Kerala’s Catholic Church is exhorting its flock to have more children. Church leaders are apparently “very much worried” about the dwindling Christian population in the state. Christians constitute 19 per cent of Kerala’s population today, down from 19.5 per cent a decade earlier. Fifty years ago, Christians constituted 24 per cent of the state’s population. With couples choosing to have only one child and some even opting not to have children, the Christian population in Kerala is falling, the Church fears. And to address this problem it is calling on couples to have more children. It is considering offering them economic and other incentives to have larger families, to reverse sterilisation procedures and so on. Families with more than two children will be given financial support. The Church proposes to take up its anti-abortion campaign with renewed vigour. It is unfortunate that the Church is viewing the population issue along religious lines. It is giving it a communal colour.

The Catholic Church in Kerala is, of course, not alone in looking at population issues through the communal lens.
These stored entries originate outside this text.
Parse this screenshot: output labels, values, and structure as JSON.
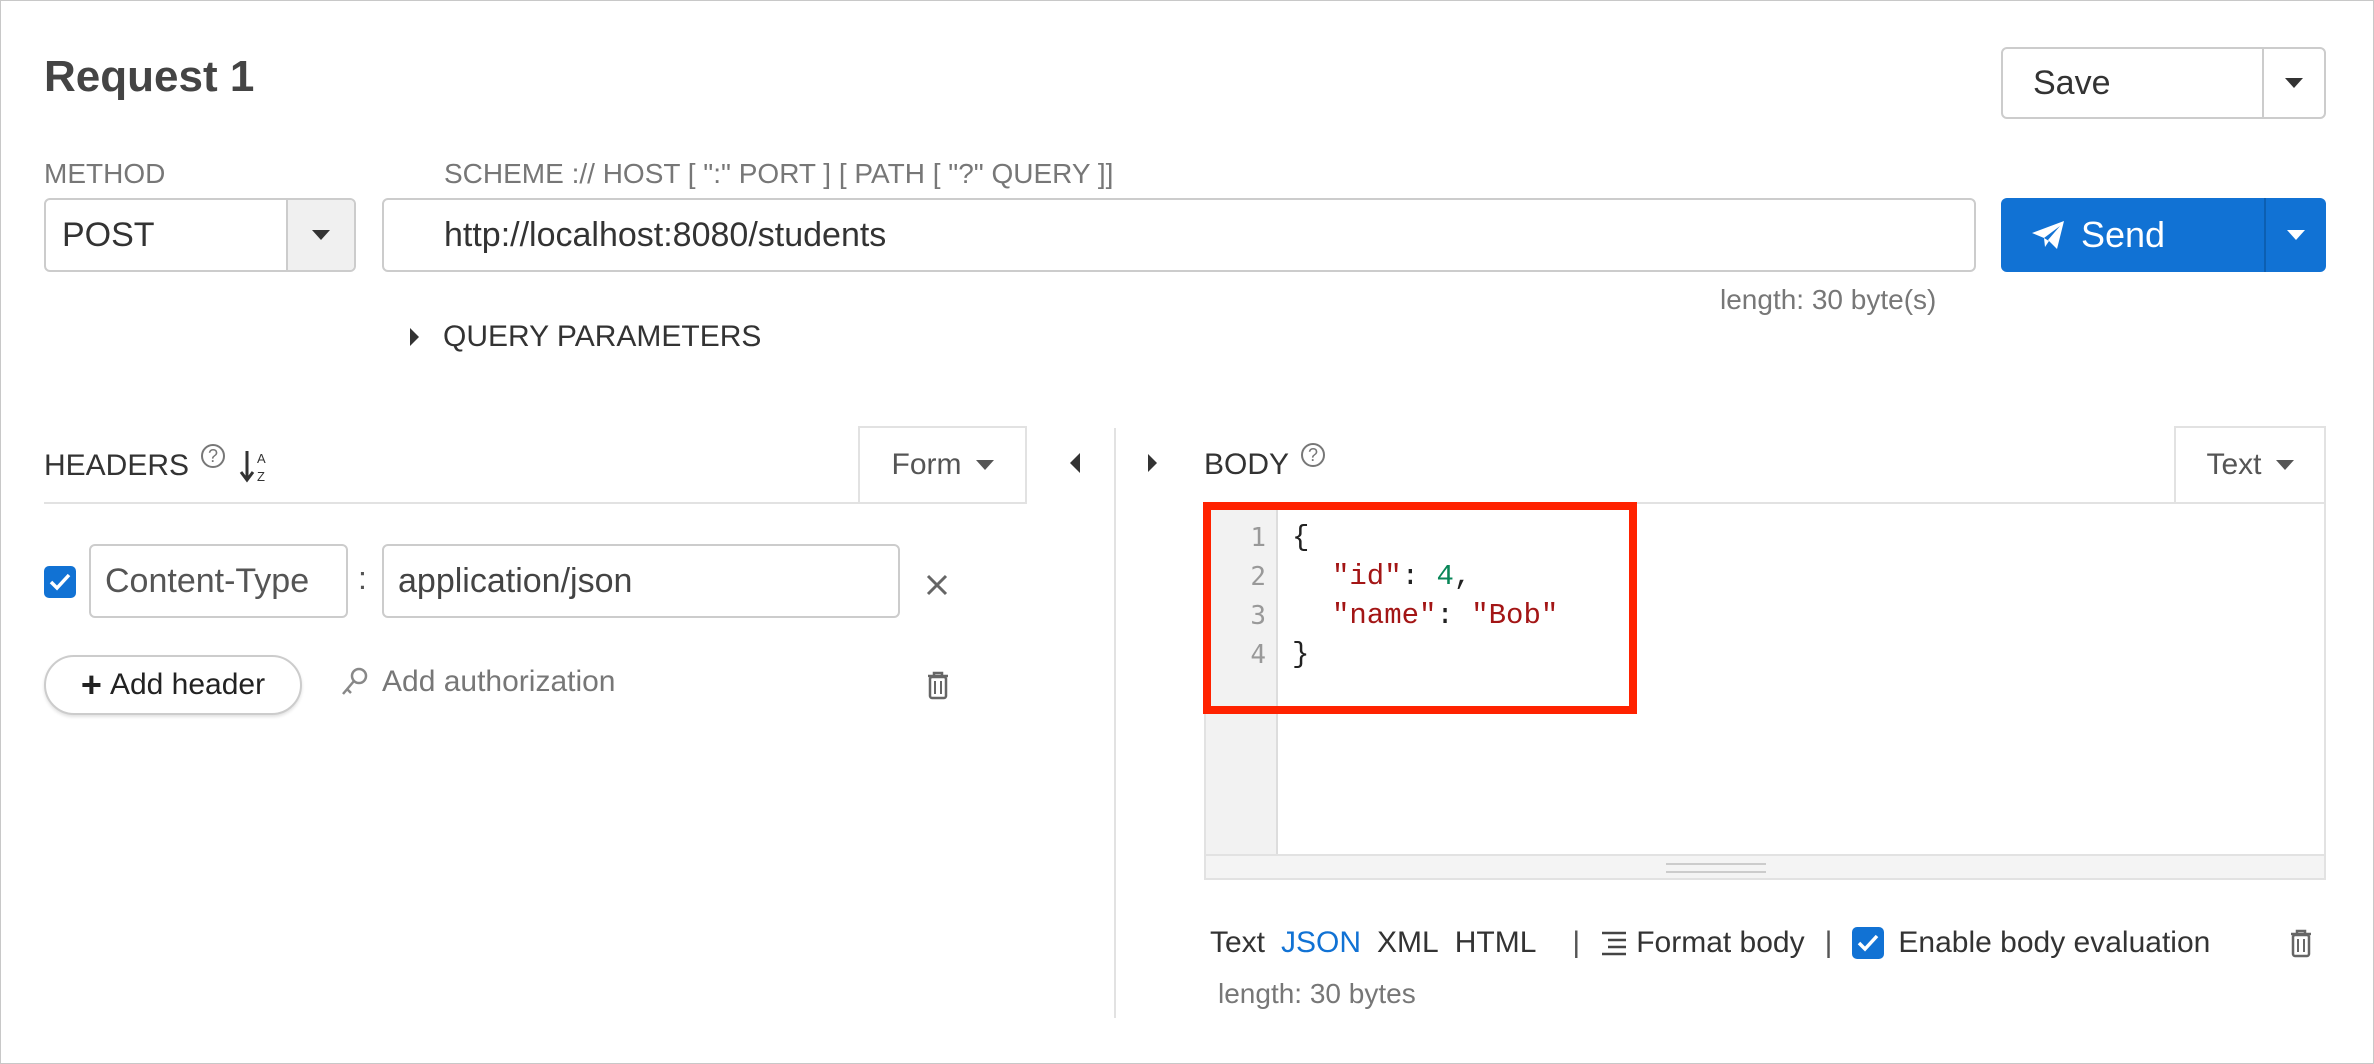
{
  "request": {
    "title": "Request 1"
  },
  "toolbar": {
    "save_label": "Save",
    "send_label": "Send"
  },
  "method": {
    "label": "METHOD",
    "value": "POST"
  },
  "url": {
    "label": "SCHEME :// HOST [ \":\" PORT ] [ PATH [ \"?\" QUERY ]]",
    "value": "http://localhost:8080/students",
    "length": "length: 30 byte(s)"
  },
  "query_params": {
    "label": "QUERY PARAMETERS"
  },
  "headers": {
    "title": "HEADERS",
    "mode": "Form",
    "items": [
      {
        "enabled": true,
        "name": "Content-Type",
        "value": "application/json"
      }
    ],
    "separator": ":",
    "add_header": "Add header",
    "add_authorization": "Add authorization"
  },
  "body": {
    "title": "BODY",
    "mode": "Text",
    "line_numbers": [
      "1",
      "2",
      "3",
      "4"
    ],
    "code": {
      "line1": "{",
      "l2_key": "\"id\"",
      "l2_colon": ": ",
      "l2_val": "4",
      "l2_comma": ",",
      "l3_key": "\"name\"",
      "l3_colon": ": ",
      "l3_val": "\"Bob\"",
      "line4": "}"
    },
    "formats": [
      "Text",
      "JSON",
      "XML",
      "HTML"
    ],
    "active_format": "JSON",
    "format_body": "Format body",
    "enable_evaluation": "Enable body evaluation",
    "enable_evaluation_checked": true,
    "length": "length: 30 bytes"
  },
  "separator_pipe": "|",
  "help_glyph": "?",
  "colors": {
    "accent": "#1172d4",
    "highlight": "#ff2200",
    "string": "#a31515",
    "number": "#098658"
  }
}
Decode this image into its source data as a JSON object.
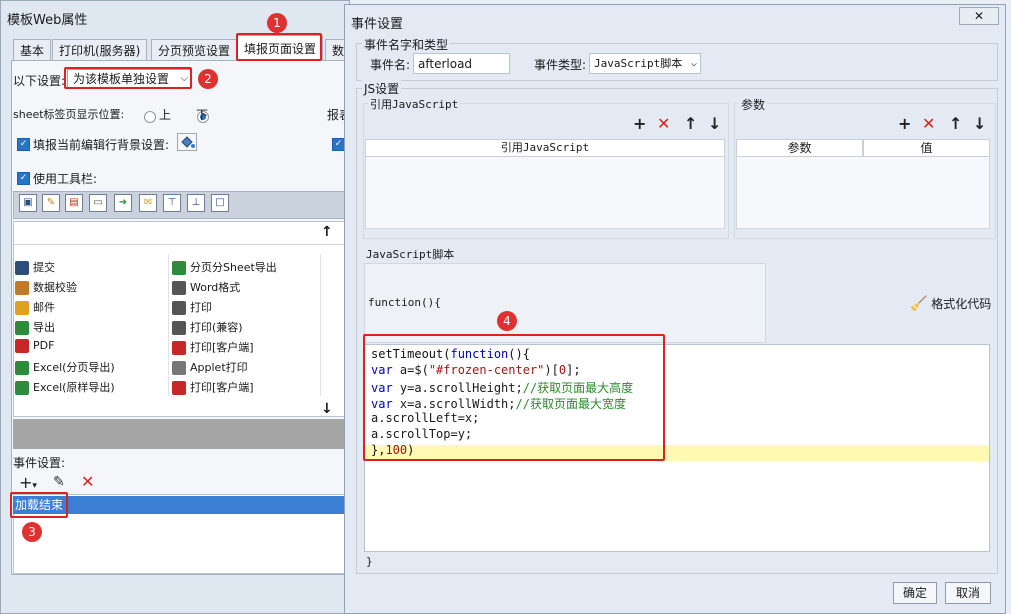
{
  "left_window": {
    "title": "模板Web属性",
    "tabs": [
      {
        "label": "基本"
      },
      {
        "label": "打印机(服务器)"
      },
      {
        "label": "分页预览设置"
      },
      {
        "label": "填报页面设置"
      },
      {
        "label": "数"
      }
    ],
    "setting_label": "以下设置:",
    "setting_value": "为该模板单独设置",
    "sheet_tab_label": "sheet标签页显示位置:",
    "radio_top": "上",
    "radio_bottom": "下",
    "report_label_partial": "报表",
    "fill_bg_label": "填报当前编辑行背景设置:",
    "use_toolbar_label": "使用工具栏:",
    "items_col1": [
      "提交",
      "数据校验",
      "邮件",
      "导出",
      "PDF",
      "Excel(分页导出)",
      "Excel(原样导出)"
    ],
    "items_col2": [
      "分页分Sheet导出",
      "Word格式",
      "打印",
      "打印(兼容)",
      "打印[客户端]",
      "Applet打印",
      "打印[客户端]"
    ],
    "event_label": "事件设置:",
    "event_item": "加载结束"
  },
  "badges": [
    "1",
    "2",
    "3",
    "4"
  ],
  "dialog": {
    "title": "事件设置",
    "group_name_type": "事件名字和类型",
    "event_name_label": "事件名:",
    "event_name_value": "afterload",
    "event_type_label": "事件类型:",
    "event_type_value": "JavaScript脚本",
    "js_group": "JS设置",
    "ref_js_label": "引用JavaScript",
    "params_label": "参数",
    "ref_js_header": "引用JavaScript",
    "params_header": "参数",
    "value_header": "值",
    "script_label": "JavaScript脚本",
    "function_open": "function(){",
    "format_code": "格式化代码",
    "code_lines": [
      "setTimeout(function(){",
      "var a=$(\"#frozen-center\")[0];",
      "var y=a.scrollHeight;//获取页面最大高度",
      "var x=a.scrollWidth;//获取页面最大宽度",
      "a.scrollLeft=x;",
      "a.scrollTop=y;",
      "},100)"
    ],
    "function_close": "}",
    "ok_button": "确定",
    "cancel_button": "取消"
  },
  "colors": {
    "accent": "#e02020",
    "selection": "#3b7fd4",
    "code_highlight": "#fff9b3"
  }
}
The Muslim clergy and Hindu groups too have raised the alarm from time to time claiming that their respective populations are dwindling vis-à-vis others and hence members of the community should have more children and not practise birth control. Muslim clergy have often warned that India’s population policy and family planning programmes are aimed at limiting the Muslim population and have called on the community to stay away from these programmes. Hindu groups often paint dire scenarios of how the Muslims and their reluctance to adopt birth control measures will one day result in Hindus in this country being swamped by Muslims. Christian clerics too peddle such outrageous ideas. These alarmist calls are flawed in their assumptions, their conclusion and strategies.

If couples are choosing to have small families it is because they would like to provide well for the few children they have. Whether or not to have children, how many and when – these are personal decisions that should be left to the couple. It is not for the clergy or religious groups to interfere in these matters. In a country where lakhs of children are orphans or don’t have homes, families or food, the clergy should be encouraging couples to treat orphans as their own, to adopt children. Calls to “go forth and multiply” will only increase the country’s population problem and deepen the communal divide.